We estimate the number of deaths attributable to the lack of Medicaid expansion in opt-out states at between 7,115 and 17,104. Medicaid expansion in opt-out states would have resulted in 712,037 fewer persons screening positive for depression and 240,700 fewer individuals suffering catastrophic medical expenditures. Medicaid expansion in these states would have resulted in 422,553 more diabetics receiving medication for their illness, 195,492 more mammograms among women age 50-64 years and 443,677 more pap smears among women age 21-64. Expansion would have resulted in an additional 658,888 women in need of mammograms gaining insurance, as well as 3.1 million women who should receive regular pap smears.
Republican primary voters will have plenty of choices among the long list of GOP governors vying for their support in opposing Obamacare. With the 46th ranked health care system in the country and 24 percent of his residents uninsured before the ACA (30 percent under age 65), Perry is the obvious body count leader. But Louisiana's Bobby Jindal, who rolled out his own health care proposals this week despite leaving 272,000 uninsured--and up to 540 dead each year, isn't far off the pace. Jindal narrowly trails Indiana's Mike Pence (262,000 uninsured, up to 760 dead annually) and Wisconsin Governor Scott Walker (152,000 uninsured, 670 dead). Sam Brownback from Kansas (124,000 uninsured, 330 dead) brings up the rear.

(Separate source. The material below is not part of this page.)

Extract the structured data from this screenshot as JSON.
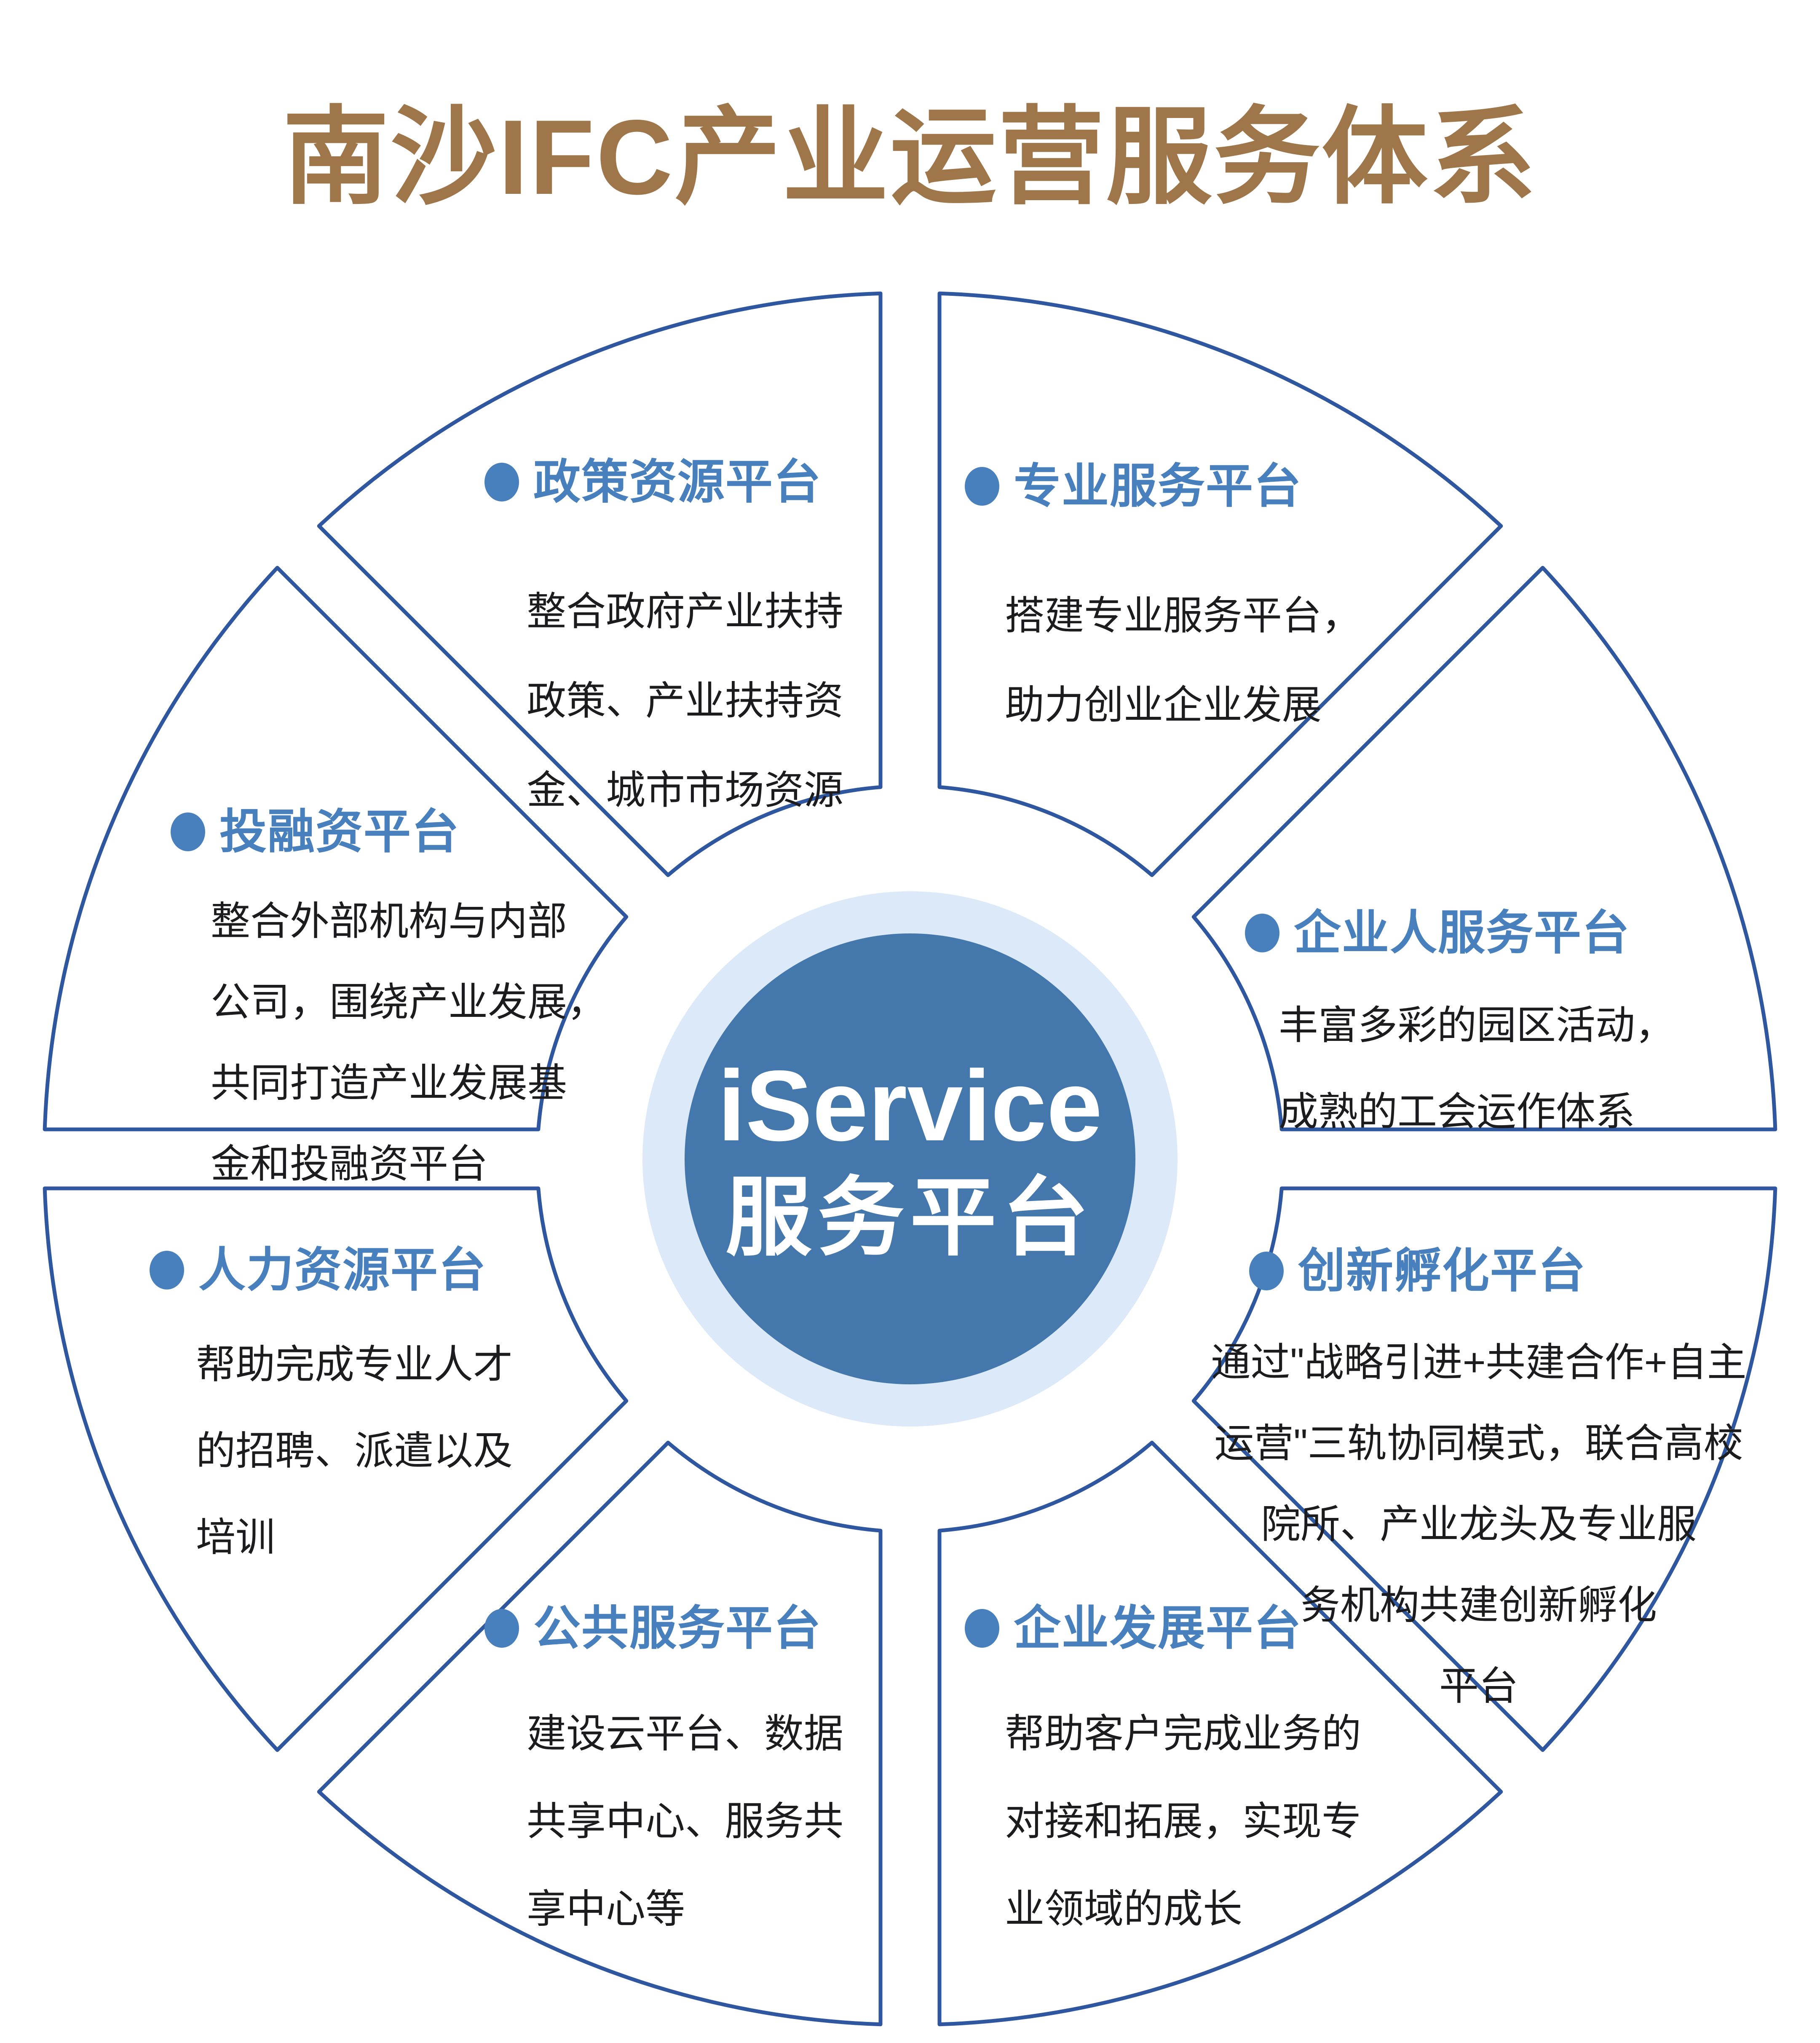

Other likely Republican contenders in 2016 have hurt their chances among the GOP's hard-right base by endorsing Obamacare's Medicaid expansion for their states. New Jersey's Chris Christie and Ohio's John Kasich will have no "coverage gap" in their states. Governor Kasich looked at the math and looked in the mirror before concluding that accepting federal dollars for Medicaid expansion would not just save lives but actually save the Buckeye State money. In June 2013, he explained his decision to extend Medicaid coverage to 300,000 Ohioans to his fellow Republicans:
"When you die and get to the meeting with St. Peter, he's probably not going to ask you much about what you did about keeping government small, but he's going to ask you what you did for the poor. You'd better have a good answer."
Kasich's answer may help him with the Lord, but GOP voters in Iowa and South Carolina are another matter. Governor Rick Perry, in contrast, knows his audience. During another September 2011 Republican debate, NBC moderator Brian Williams asked Perry about the record-setting 234 executions during his tenure as Texas Governor and whether "you struggled to sleep at night with the idea that any one of those might have been innocent?" David Edwards recalled the scene:
The conservative audience broke into cheers and applause...
"No, sir, I've never struggled with that at all," Perry flatly stated. "In the state of Texas, if you come into our state and you kill one of our children, you kill a police officer, you're involved with another crime and you kill one of our citizens, you will face the ultimate justice in the state of Texas, and that is you will be executed."
The audience again cheered at Perry's mention of "the ultimate justice."
Just imagine the cheers when candidate Perry touts his new Lone Star death toll and declares, "Texas will not be held hostage to the Obama administration's attempt to force us into this fool's errand."